The Pakistan Nuclear Regulatory Authority (PNRA) is arranging a training course on Probabilistic Safety Assessment (PSA) in collaboration with the International Atomic Energy Agency (IAEA) at PNRA School of Nuclear Safety, here from May 2 to 6. Experts from USA, Spain and Hungary would deliver lectures in the course. Participants from PNRA and Pakistan Atomic Energy Commission will attend the training course.
Probabilistic Safety Assessment is used for verifying and improving safety in nuclear power plants by identifying accident scenarios, detecting weak links, determining the consequences and prioritising solutions. All this can be done even when the plant is still in the design stage. Various regulatory bodies of the world, including those of the developed as well as the developing countries, are now using this technique.

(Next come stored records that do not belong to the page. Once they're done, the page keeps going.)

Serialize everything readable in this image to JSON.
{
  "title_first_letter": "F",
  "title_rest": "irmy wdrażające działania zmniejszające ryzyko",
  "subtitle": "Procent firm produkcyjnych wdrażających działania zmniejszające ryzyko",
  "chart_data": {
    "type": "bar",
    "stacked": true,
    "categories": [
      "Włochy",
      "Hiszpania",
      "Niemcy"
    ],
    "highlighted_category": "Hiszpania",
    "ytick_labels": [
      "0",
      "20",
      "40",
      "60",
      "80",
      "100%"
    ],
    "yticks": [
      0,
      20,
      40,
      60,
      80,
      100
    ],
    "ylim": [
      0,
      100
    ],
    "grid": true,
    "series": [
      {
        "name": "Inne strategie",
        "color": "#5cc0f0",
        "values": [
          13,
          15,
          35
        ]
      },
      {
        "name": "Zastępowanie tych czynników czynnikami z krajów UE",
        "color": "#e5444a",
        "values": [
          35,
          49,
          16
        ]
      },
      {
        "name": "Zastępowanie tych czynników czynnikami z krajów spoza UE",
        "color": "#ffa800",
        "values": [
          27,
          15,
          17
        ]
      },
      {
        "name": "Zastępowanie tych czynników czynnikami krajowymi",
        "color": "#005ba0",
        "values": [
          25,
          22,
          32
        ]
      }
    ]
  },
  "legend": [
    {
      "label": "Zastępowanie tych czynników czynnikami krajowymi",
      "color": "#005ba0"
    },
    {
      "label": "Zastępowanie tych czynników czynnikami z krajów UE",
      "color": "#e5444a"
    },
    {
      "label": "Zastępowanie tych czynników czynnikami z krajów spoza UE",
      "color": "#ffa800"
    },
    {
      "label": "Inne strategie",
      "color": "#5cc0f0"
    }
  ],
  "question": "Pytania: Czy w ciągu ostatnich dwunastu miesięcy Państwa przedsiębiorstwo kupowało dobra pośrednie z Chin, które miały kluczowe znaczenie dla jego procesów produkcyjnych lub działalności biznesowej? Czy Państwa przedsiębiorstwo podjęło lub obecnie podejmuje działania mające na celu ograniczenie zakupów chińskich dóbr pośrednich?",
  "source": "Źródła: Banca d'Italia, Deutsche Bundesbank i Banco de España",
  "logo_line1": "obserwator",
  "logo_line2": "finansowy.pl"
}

PNRA has decided to enhance the use of this technique in Pakistan and has made it mandatory for the licensees to show that the probability of occurrence of damage to the rector core is not more than one in 100,000 years.
It is also obligatory for the licensees to prove that the probability of release of radioactivity to the environment is not more than one in one million years.
These targets are to be met by the licensee for all the new nuclear power plants to be installed in the country.
Meeting these targets makes the chances of occurrence of such events so small that these are comparable to a chance of getting killed by a meteor falling on earth.
As a spin off it also ensures protection of nuclear power plants, which are national assets and where considerable investment has been made. Being knowledge-based regulatory authority, PNRA stresses on acquiring and disseminating new technologies within its organisation and in those of its licensees.